Hellenism in Asia Minor—By Karl Dieterich,of the University of Leipzig, translated byCarroll N. Brown, Ph.D., of the College ofthe City of New York. With a preface byTheodore P. Ion, D.C.L.

[8]
III

Hellenic Pontus—A Résumé of its History, byD. H. Oeconomides, Ph.D.

[56]
American-Hellenic News[63]

A SURVEY OF HELLENISM IN ASIA MINOR

Asia Minor is the country which, more than all others, recalls the highest development of Hellenic civilization. Its deeply indented coast formed a chaplet of Hellenic democracies which reached out into the interior and actually attacked the Persian civilization, upon which they imposed their own stamp. These democracies constituted the first rampart of the civilized world of that time, holding back Persian barbarism. Their history is one of continual struggle between these two civilizations, a struggle that was terminated at Salamis and at Platæa, where the Persian ambitions were definitively buried and Greek civilization saved.

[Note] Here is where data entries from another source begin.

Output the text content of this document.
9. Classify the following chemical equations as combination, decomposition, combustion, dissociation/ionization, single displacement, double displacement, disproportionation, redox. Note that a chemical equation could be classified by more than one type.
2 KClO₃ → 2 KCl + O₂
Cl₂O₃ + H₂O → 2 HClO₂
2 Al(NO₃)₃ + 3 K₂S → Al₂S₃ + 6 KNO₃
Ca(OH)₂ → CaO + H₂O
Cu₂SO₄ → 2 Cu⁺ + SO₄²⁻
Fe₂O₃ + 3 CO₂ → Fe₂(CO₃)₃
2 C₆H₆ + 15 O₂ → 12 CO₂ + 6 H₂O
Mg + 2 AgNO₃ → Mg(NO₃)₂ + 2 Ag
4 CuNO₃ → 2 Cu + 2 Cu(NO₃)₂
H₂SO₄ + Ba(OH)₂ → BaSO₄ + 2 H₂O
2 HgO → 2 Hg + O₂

The wise men, the thinkers, the philosophers, that these democracies produced, were numerous, and the influence of their teachings was very great. These even today are radiant with a sublimity that has never been excelled.

It was in this Greek element and among the populations Hellenized by them that Christianity first germinated. It was the Greeks of Asia Minor who first offered their blood for the triumph of the new faith. The foremost Church Fathers, John Chrysostom, Saint Basil and very many others, were born there or taught there.

Throughout the Middle Ages the Byzantine-Greek civilization flourished in these lands. It formed the most powerful barrier against the wave of barbarism which threatened to inundate the civilized world. The desperate resistance offered by Hellenism permitted the West, by its contact with Byzantine Hellenism, to acquire those requisite elements which have formed the basis of Western civilization.